Viaggio in Lituania, Lettonia, Estonia
In questi giorni, dal 23 al 25 settembre, papa Francesco ha visitato la Lituania, la Lettonia e l’Estonia. Si tratta di Paesi con culture molto diverse dalle nostre anche se appartenenti all’Unione Europea e praticamente alla sua periferia. Sono Paesi molto diversi tra loro pur avendo alle spalle storie simili. Storie quasi sempre dolorose in quanto, dalla loro recente costituzione come Stati indipendenti (circa cento anni), hanno subito tutte le tragedie più sanguinose del ventesimo secolo.
Dapprima furono ostaggio del nazismo, quindi del comunismo più becero. P. Kulbokas, oggi alla Segreteria di Stato Vaticana, in un racconto articolato della sua esperienza ricorda che la sua famiglia era cattolica ma… “Mio padre era membro del partito comunista, sono stato quindi battezzato, all’età di un anno, a 240 chilometri di distanza dalla mia città e il mio nome era stato iscritto in un registro clandestino della parrocchia. Mia madre aveva studiato medicina e andava regolarmente in chiesa, ma quando iniziò a lavorare come medico in un ospedale, un giorno le fu detto che lei e altre due colleghe erano state viste entrare in una chiesa e che non avrebbero dovuto più farlo”.
La delazione era all’ordine del giorno e lui non sentì mai più parlare di Dio nella sua casa. I motivi erano evidenti. La sua patria è la Lituania, terra a maggioranza cattolica. Ed è in quella terra che non ha perduto le sue dimensioni di fede che il papa è andato come pastore a far visita.
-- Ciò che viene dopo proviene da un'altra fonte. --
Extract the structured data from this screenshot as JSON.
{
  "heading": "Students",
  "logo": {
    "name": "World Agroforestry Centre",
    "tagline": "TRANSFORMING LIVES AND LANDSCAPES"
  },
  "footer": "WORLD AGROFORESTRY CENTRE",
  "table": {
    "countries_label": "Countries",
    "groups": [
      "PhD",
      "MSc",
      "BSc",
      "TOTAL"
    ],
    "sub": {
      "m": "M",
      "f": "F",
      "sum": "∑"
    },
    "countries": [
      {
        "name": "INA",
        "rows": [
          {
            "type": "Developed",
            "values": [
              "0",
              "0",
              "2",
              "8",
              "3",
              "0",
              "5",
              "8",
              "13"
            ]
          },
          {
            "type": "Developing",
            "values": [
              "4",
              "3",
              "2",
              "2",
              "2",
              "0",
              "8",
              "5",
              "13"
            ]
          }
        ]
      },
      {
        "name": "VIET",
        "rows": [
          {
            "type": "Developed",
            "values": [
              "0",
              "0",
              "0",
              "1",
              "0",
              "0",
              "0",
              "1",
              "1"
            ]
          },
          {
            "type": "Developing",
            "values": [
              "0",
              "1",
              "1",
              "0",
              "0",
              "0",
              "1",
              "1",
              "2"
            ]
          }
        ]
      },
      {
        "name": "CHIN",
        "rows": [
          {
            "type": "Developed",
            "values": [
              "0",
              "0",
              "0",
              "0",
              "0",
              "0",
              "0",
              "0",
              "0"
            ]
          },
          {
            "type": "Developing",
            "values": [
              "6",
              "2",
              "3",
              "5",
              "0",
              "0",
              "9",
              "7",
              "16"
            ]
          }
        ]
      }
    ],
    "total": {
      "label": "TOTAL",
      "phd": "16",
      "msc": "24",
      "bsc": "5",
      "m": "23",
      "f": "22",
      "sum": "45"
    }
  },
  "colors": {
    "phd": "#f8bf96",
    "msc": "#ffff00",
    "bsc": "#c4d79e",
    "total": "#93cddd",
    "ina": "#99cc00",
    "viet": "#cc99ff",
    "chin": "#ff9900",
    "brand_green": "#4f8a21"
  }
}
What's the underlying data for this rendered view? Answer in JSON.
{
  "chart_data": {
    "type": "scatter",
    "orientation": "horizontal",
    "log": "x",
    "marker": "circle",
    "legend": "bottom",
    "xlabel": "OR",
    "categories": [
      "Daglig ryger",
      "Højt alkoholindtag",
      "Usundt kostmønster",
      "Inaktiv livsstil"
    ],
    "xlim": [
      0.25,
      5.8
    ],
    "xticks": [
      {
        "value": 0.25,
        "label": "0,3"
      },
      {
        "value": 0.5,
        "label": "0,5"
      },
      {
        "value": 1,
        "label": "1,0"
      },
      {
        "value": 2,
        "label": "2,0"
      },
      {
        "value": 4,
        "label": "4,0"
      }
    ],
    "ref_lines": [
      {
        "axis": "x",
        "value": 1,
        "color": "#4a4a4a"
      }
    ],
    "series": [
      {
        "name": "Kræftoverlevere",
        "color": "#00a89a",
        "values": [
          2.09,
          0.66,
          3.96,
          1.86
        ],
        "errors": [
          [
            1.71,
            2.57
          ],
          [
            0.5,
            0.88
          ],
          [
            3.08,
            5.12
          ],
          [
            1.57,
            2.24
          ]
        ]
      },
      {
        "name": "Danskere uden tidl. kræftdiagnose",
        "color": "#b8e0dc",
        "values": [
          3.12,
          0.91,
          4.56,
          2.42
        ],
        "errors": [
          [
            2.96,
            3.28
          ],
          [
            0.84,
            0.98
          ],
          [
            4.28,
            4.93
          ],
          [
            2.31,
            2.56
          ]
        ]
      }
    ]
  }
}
Ma i tre Paesi sono molto diversi tra di loro. In Lituania oltre il 70% si dichiara cattolico, il 15% si dichiara ateo o agnostico, il 4% ortodosso, il 2% protestante. La vicina Lettonia propone un panorama dove la maggior parte dei credenti sono luterani (24,3%), il 18,8% cattolici, il 15% ortodossi orientali. Più complicato il volto religioso dell’Estonia: il censimento del 2000 contava 152.000 luterani, 143.000 ortodossi, 5.000 cattolici, ma questo risulta essere il paese meno religioso al mondo: oltre il 76% degli abitanti afferma di non seguire alcun credo religioso.
In questo contesto si è svolta la visita del Papa: non si va soltanto dove ci sono folle acclamanti (qualcuno misura la qualità del pontificato di Papa Francesco dal numero di presenze durante i suoi viaggi), si va anche dove c’è una piccola porzione di popolo di Dio che ha bisogno di sostegno e di incoraggiamento. In Lituania il Papa ha inviato un forte monito a rifiutare le ideologie della violenza ed ha richiamato l’attenzione per scoprire in tempo il germe dell’antisemitismo.
L’occasione è data dalla ricorrenza del 75° anniversario della distruzione del ghetto di Vilnius da parte dei nazisti. Il cuore del suo viaggio in Lituania è stata la visita al Museo delle occupazioni e lotte per la libertà. È una cupa testimonianza delle persecuzioni subite dalla società e dalla Chiesa durante l’occupazione nazista e sotto il dominio sovietico.
Papa Francesco ha voluto ricordare i lituani che “hanno sofferto nella loro carne il delirio di onnipotenza di quelli che pretendevano di controllare tutto” invitando nel contempo a promuovere “creativi sforzi nella difesa dei diritti di tutte le persone, specialmente dei più indifesi e vulnerabili”.
Al clero e ai religiosi ha consigliato di stare più vicino al Tabernacolo e alla gente. “La vita al seguito di Gesù non è la vita di un funzionario”, “il Signore vuole pastori di popolo e non chierici di stato”. I temi toccati nella visita in Lettonia, seguita con grande interesse, come per altro in Lituania, riguardano l’ecumenismo. Invita tutti i cristiani, cattolici, protestanti, ortodossi a non ridurre la propria fede ad un oggetto del passato, chiusa tra le pareti delle nostre chiese. Li esorta ad un ecumenismo in chiave missionaria, a superare le ferite del passato e di uscire per raggiungere il cuore della gente.
Alla celebrazione, oltre al papa, sono presenti l’arcivescovo luterano Janas Vanags, il metropolita ortodosso e un pastore battista. Ancora una volta il Papa invita a stare accanto a tutti gli scartati della società e invita a far sì che l’economia non debba avere il primato sulle persone. In tempi di chiusure e di diffidenze bisogna scommettere sulla fraternità.